Tranchée depuis quelques peu dans certains pays ouest africains, l’influence de Paris sur ses anciennes colonies tangue encore sur les côtes de l’Algérie. La principale concurrente (Russie), veut, à défaut de booster complètement la France dehors comme ce fut le cas en Centrafrique et au Mali, se tailler la plus grande part de cet héritage colonial français.
Deux invitations aux enjeux géopolitiques majeurs
Après s’être rendu en Algérie en août 2022, le président français Emmanuel Macron a invité son homologue algérien en France dans le cadre d’une visite d’Etat.
Les deux chefs d’Etat, français algérien, lors d’un entretien téléphonique le dimanche, ont convenu de programmer cette « visite d’Etat » pour le mois de mai prochain, selon la présidence algérienne. Comme pour toujours marquer son influence, le président Russe Vladimir Poutine, lors d’un autre entretien téléphonique avec Abdelmadjid Tebboune, le mardi 31 janvier dernier, a lui aussi, décroché une visite de son homologue algérien sur son sol à Moscou le mois de mai prochain. On ne sait pas jusqu’ici, dans lequel des deux pays se rendra en premier le président Tebboune. Peu d’informations circulent par rapport à ces dossiers. Mais ce qui est sûr, l’allure à laquelle se sont fixées ces visites montre une fois de plus la place et la valeur géopolitique et géostratégique qu’à l’Algérie dans ce trio.

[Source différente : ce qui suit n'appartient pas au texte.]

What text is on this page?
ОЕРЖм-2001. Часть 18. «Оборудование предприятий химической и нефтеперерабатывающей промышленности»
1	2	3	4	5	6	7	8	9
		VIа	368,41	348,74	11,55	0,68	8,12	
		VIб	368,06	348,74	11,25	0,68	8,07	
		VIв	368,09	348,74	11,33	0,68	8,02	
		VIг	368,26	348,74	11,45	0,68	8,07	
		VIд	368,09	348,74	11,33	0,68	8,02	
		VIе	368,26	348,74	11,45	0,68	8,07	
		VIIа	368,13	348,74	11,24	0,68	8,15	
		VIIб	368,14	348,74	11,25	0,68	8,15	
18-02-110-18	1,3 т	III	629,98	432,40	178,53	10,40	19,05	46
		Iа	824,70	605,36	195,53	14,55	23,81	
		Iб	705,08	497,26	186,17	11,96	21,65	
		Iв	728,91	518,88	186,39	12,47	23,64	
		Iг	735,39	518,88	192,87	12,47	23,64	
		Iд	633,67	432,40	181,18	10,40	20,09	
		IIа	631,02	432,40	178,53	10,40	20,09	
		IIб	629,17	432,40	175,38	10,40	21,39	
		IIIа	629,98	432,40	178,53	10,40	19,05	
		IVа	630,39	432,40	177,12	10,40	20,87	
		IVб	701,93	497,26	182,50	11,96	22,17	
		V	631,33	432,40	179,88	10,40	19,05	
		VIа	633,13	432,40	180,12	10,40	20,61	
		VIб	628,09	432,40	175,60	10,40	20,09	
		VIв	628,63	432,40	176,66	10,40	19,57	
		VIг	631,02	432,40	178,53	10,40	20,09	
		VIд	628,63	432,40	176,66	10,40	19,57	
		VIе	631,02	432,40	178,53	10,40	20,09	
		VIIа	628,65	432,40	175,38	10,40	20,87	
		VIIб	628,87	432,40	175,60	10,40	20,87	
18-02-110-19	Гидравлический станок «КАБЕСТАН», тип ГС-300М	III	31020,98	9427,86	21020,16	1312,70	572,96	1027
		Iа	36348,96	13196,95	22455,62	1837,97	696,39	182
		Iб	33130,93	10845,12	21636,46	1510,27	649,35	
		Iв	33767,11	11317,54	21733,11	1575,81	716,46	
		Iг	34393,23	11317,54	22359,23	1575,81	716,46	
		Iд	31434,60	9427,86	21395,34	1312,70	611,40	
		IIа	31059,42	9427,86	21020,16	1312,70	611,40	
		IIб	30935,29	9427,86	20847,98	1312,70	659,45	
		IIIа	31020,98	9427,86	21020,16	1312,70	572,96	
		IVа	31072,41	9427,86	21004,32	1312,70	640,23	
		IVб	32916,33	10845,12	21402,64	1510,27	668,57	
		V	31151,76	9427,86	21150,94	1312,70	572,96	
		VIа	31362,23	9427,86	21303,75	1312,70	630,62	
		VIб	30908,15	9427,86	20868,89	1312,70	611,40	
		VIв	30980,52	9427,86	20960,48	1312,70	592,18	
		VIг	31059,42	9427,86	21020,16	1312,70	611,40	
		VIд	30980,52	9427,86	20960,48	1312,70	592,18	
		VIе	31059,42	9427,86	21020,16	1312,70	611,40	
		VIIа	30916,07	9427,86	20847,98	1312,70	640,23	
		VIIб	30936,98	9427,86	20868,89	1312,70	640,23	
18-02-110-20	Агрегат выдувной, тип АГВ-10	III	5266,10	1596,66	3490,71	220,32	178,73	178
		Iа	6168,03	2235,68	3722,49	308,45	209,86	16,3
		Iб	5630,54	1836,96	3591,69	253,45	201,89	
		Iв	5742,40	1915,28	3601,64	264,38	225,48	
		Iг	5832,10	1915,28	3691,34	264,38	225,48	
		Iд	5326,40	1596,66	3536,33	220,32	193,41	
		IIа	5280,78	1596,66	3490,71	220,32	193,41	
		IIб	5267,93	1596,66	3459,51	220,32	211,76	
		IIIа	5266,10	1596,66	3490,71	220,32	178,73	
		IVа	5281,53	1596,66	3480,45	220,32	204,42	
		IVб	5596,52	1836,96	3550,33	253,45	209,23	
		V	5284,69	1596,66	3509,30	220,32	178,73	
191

La place géostratégique importante de l’Algérie
L’Algérie, à travers le président Tebboune, partage, en plus des intérêts politiques et économiques, de liens profonds avec chacun de ces deux Etats. De ce fait, ces rencontres futures ne peuvent que se porter, à première vue, sur des sujets d’intérêts communs. Avec la Russe, les deux chefs d’Etat ont déjà évoqué des relations bilatérales et plus particulièrement, les horizons d’une coopération énergétique. Les présidents Tebboune et Poutine ont également discuté lors de leurs échanges, « de la prochaine réunion du grand comité mixte algéro-russe », qui se tiendra à cette occasion en mai, en Russie, même si aucune date exacte n’a été communiquée à cet effet. Par ailleurs, il faut noter que la coopération militaire ne sera pas en reste lors de cette visite, du fait qu’Alger et Moscou entretiennent des relations privilégiées de longue date en matière de défense et de sécurité. En 2021, les échanges commerciaux entre les deux pays ont atteint 3 milliards de dollars et ce, en dépit de la pandémie de Covid-19. Moscou reste à ce jour un important fournisseur d’armements à l’Algérie.Du côté de Paris, cette rencontre prévoit surtout, la question de poursuite du travail de mémoire et de réconciliation. En effet, dans un entretien avec l’écrivain algérien Kamel Daoud publié le 11 janvier par l’hebdomadaire Le Point, Emmanuel Macron a dit espérer accueillir Abdelmadjid Tebboune en France en 2023 pour poursuivre le travail de mémoire et de réconciliation entre les deux pays.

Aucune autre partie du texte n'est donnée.